I'm pulled from my thoughts as voices come from the front room. My roommates have returned.
CHAPTER 2
Erin
The timbre of at least three deep voices runs over my skin and freezes me in my tracks. I’m hearing things, hallucinating. My therapist said it was possible after—I shake my head and steady my breathing as I strain to hear the voices.
It hits me hard as soon as I pick up on Matt’s low voice joining with Blake’s. I swallow. I’m not hearing things. They are my childhood best friends. In my freaking dorm room. What are the chances? Why would they put an omega with a bunch of alphas? It doesn’t make sense. Unless my aunt didn’t declare my designation.
Their laughter carries into the room I’m currently frozen like a statue in, and I glance around for someplace to hide as footsteps sound on the tiled flooring leading down the hallway. Straight toward me. It’s too late as Blake steps into the room, his eyes going wide as if I’m as unexpected in his space as he is in mine. His nostrils flare, probably trying to pick up my designation.
“Man, that chick was hot. Dibs for sure,” Matt’s baritone reaches us, and I flush.
There is obviously not a God because he wouldn’t be this cruel.
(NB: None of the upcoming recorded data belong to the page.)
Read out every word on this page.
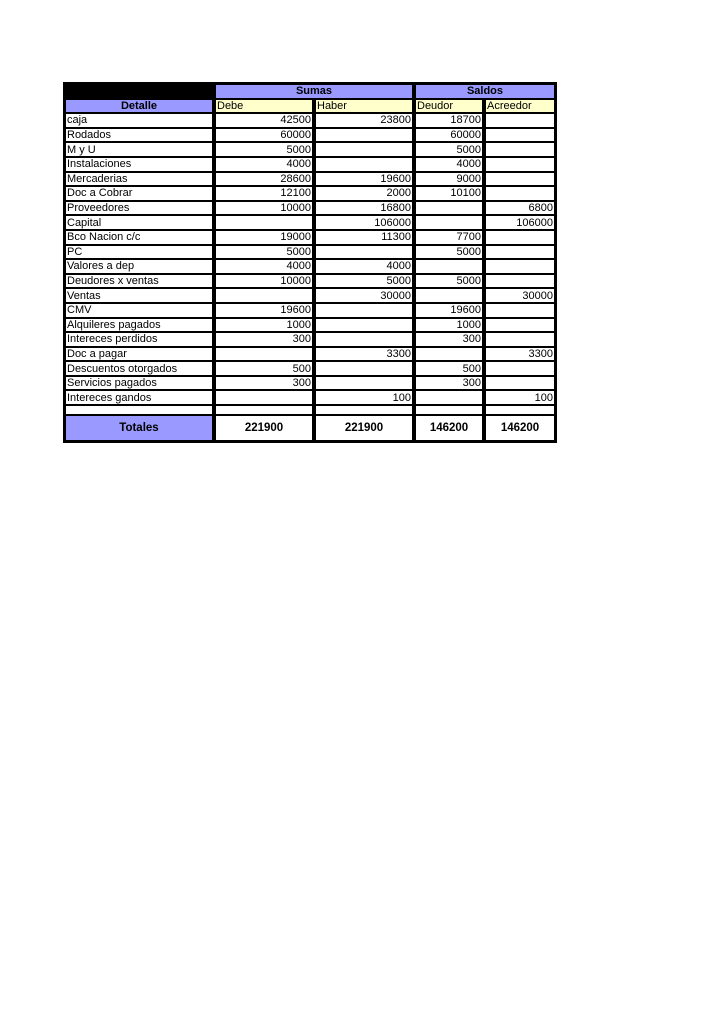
	Sumas		Saldos	
Detalle	Debe	Haber	Deudor	Acreedor
caja	42500	23800	18700	
Rodados	60000		60000	
M y U	5000		5000	
Instalaciones	4000		4000	
Mercaderias	28600	19600	9000	
Doc a Cobrar	12100	2000	10100	
Proveedores	10000	16800		6800
Capital		106000		106000
Bco Nacion c/c	19000	11300	7700	
PC	5000		5000	
Valores a dep	4000	4000		
Deudores x ventas	10000	5000	5000	
Ventas		30000		30000
CMV	19600		19600	
Alquileres pagados	1000		1000	
Intereces perdidos	300		300	
Doc a pagar		3300		3300
Descuentos otorgados	500		500	
Servicios pagados	300		300	
Intereces gandos		100		100

Totales	221900	221900	146200	146200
Would he?
“Nah, too curvy, although she does seem like the easy pushover type I like best,” Cam says like he is contemplating going for me too.
Sounds of someone dropping into a creaking chair and the TV turning on drown out the rest of what he says. I swallow hard, my heart in my throat as tears try to form with the fresh hit of embarrassment his words brought.
“I, uh,” I stutter when Blake drags his eyes up my too-curvy body, apparently. I suck in a shaky breath. “Right–” I gesture between the bed I made and the door, but no words come out.
“What are you doing in my room?” He doesn’t sound angry or upset, only confused. And honestly, I can’t blame him; I’d be the same in his position.
I dangle my key ring with the dorm room key from my fingers. “This is my dorm. Why do you guys talk about girls like they are objects?”
He smiles, and a dimple appears on his left cheek, right in the place I remember. He used to use that to get what he wanted from me. The same feelings I used to have explode in my stomach, making me feel sick.
He lifts a dark eyebrow. “Aren’t you?”
Air catches in my lungs as his almost cruel words catch me off guard. My face heats, and my fingers itch to slap him.
“This is my room, and I don’t share…so–” His gaze flicks to the doorway, and he crosses to his bed.